Editor’s Note: In recent weeks, Jay Nordlinger sat down with János Horváth, a distinguished Hungarian: a fighter against the Nazis, and a prisoner of them; a fighter against the Communists, and a prisoner of them; a leader of the 1956 revolution; an economist and free-marketeer; an exile in the United States for more than 40 years; now the oldest member of the Hungarian parliament, as he was the youngest after World War II. The preceding parts of this interview series are at the following links: I, II, and III. The series concludes today.
You will recall that we were talking about President Obama. I had asked Horváth about him — “What is he?” — and he replied, “I think he is a curious man trying to understand himself. I’m a man of good will, and I like to think that he, too, is a man of good will. But he is stumbling, and he is doing certain things in areas that he doesn’t know enough about.”
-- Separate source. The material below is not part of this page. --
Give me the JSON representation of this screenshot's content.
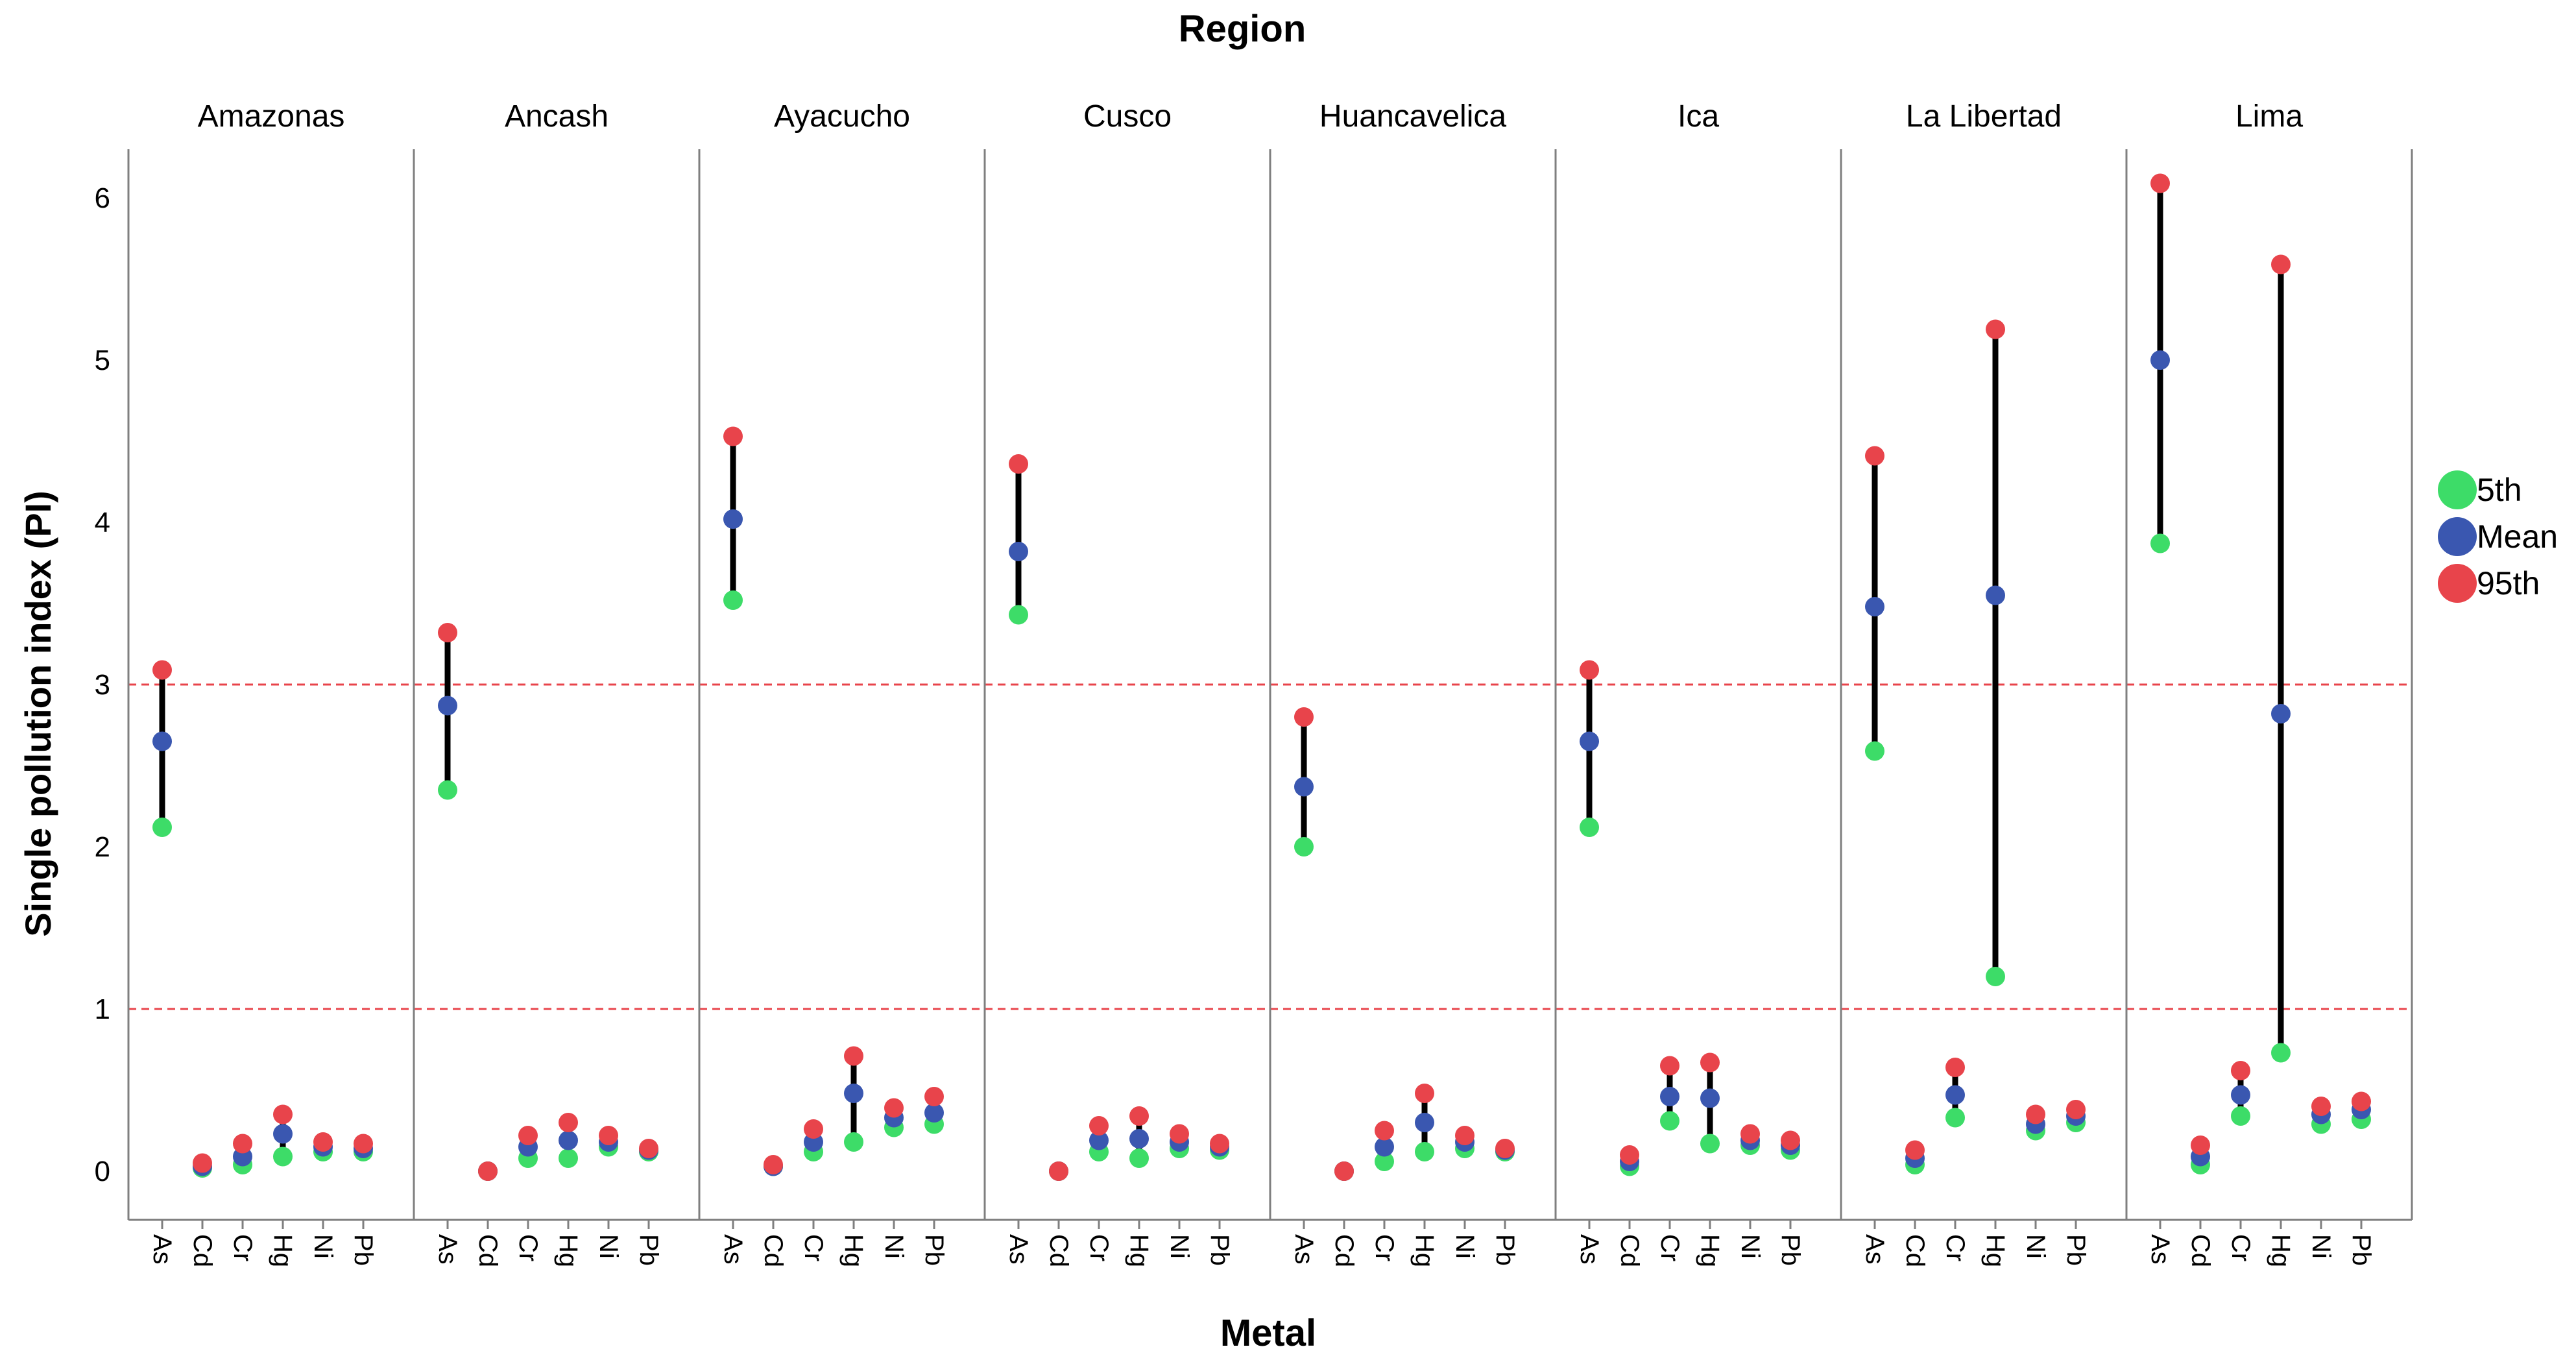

Then I ask Horváth, “Do you think he’s a victim, in a sense, of a left-wing education” (the kind of education many of us had)? I’m thinking of what he learned about economics. I’m also thinking of what he learned about the Middle East. Frankly, I’m thinking of what he learned about nearly everything.
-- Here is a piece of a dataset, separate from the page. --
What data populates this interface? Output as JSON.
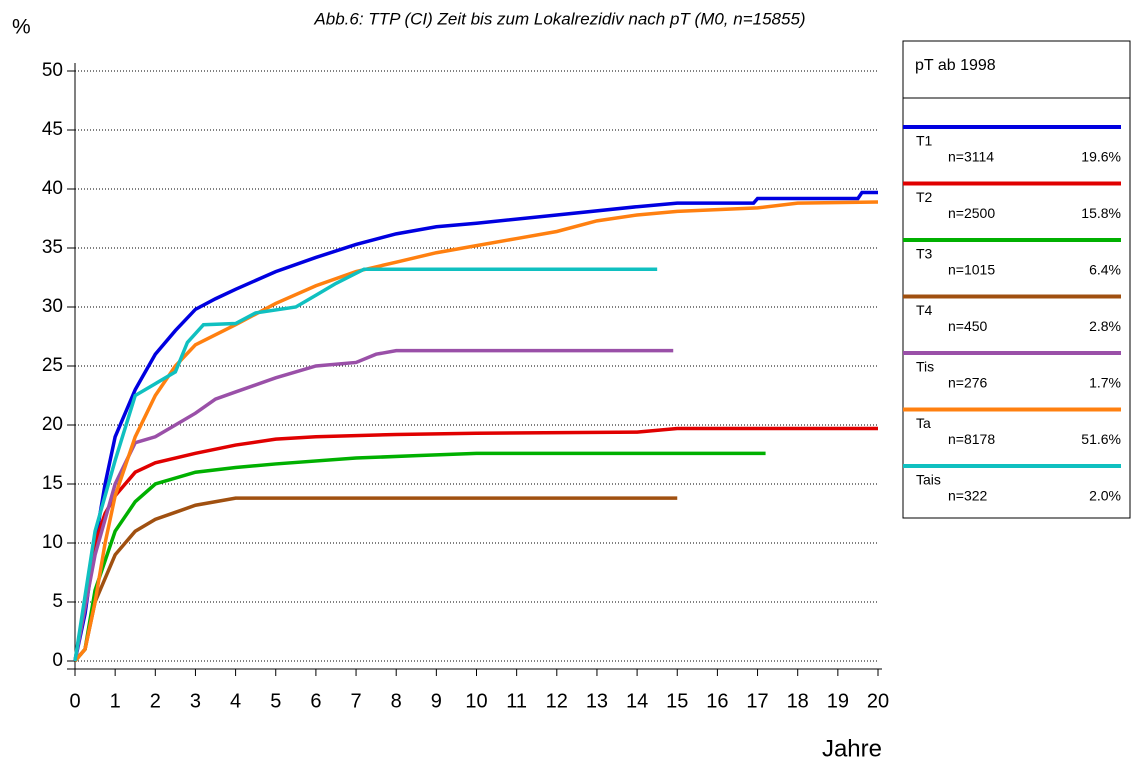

Horváth says, “Yes, probably.” He goes on to say something playful, but serious. “When you’re a surgeon or a pilot, you have to be precise. You have to know what you’re doing. But the realm of law or politics is much different. In these fields, the performance indicators are looser,” to put it mildly. There is “a more roundabout complexity.”
He further says he can understand the happiness America felt when it elected a black president. He remembers the happiness people felt when they elected a Catholic president in 1960. And so it will be with a woman president, a Hispanic president, a Jewish president (maybe), an Asian president . . . “America feels she lives up to her own image in this process.”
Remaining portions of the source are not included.